I know why I'm kind of insecure in relationships
Everywhere I've lived. Everywhere I've worked. When I'm single. Attached girls are very interested in me. They can be married, living with their SO and even have kids. I'm not some arrogant narcissist. I'm actually surprised every time. I don't read too deeply into innocent gestures either. I used to encourage their behavior for the sake of my own ego but a few years ago I realized how damaging that can be. Now, I try to subtly distance myself when I feel like we are approaching "that line". It's not every last woman. It's most.

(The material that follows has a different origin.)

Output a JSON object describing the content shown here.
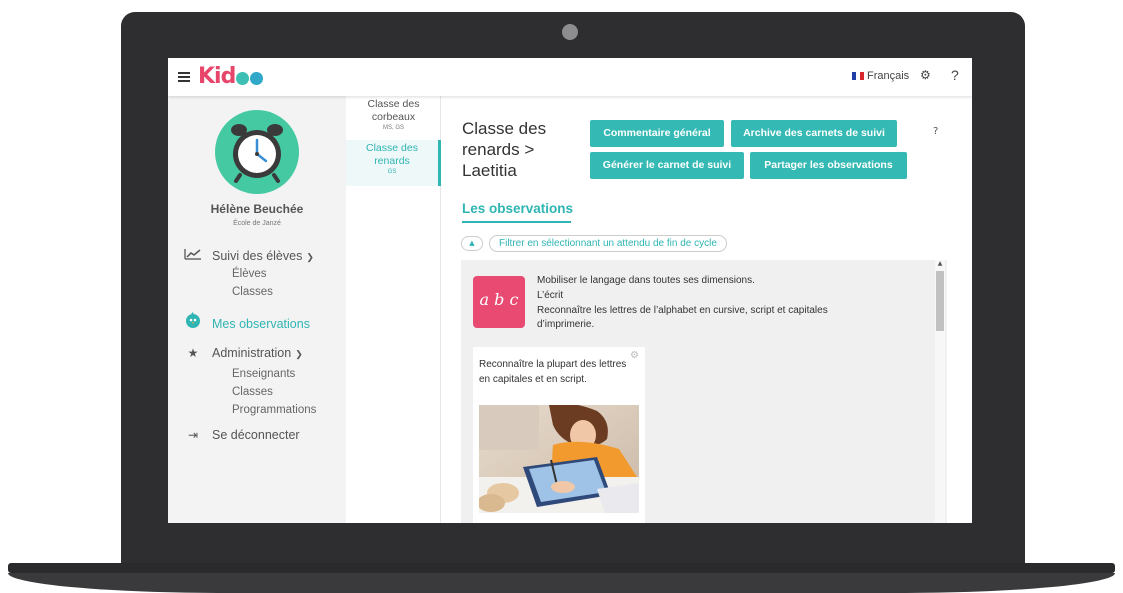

I've seen spousal cheating (especially in CA), I've seen a girl drift away from her boyfriend looking to me as a potential life preserver. I've had girls flat out compare me to their SO (with him looking awful). My last exgf started doing the same damn thing to me. What gives man? I hang in pretty affluent circles. It's not just me. Some of my other single friends experience the same thing. How can I not be jaded about relationships. I've seen so much cheating and misleading. Women who emasculate their man to me (I defend him to her). Women who brag about their man then whisper something to me.
As I said. My last exgf did this to me in the end. I know this isn't about me. I'm not Brad Pitt. I'm just a guy like any other guy. I've been burned by the same BS behavior and it's humiliating. Is this just modern times? Do I actually attract cheaters? Is cheating really as prevalent as it appears to be? Come on folks, chime in.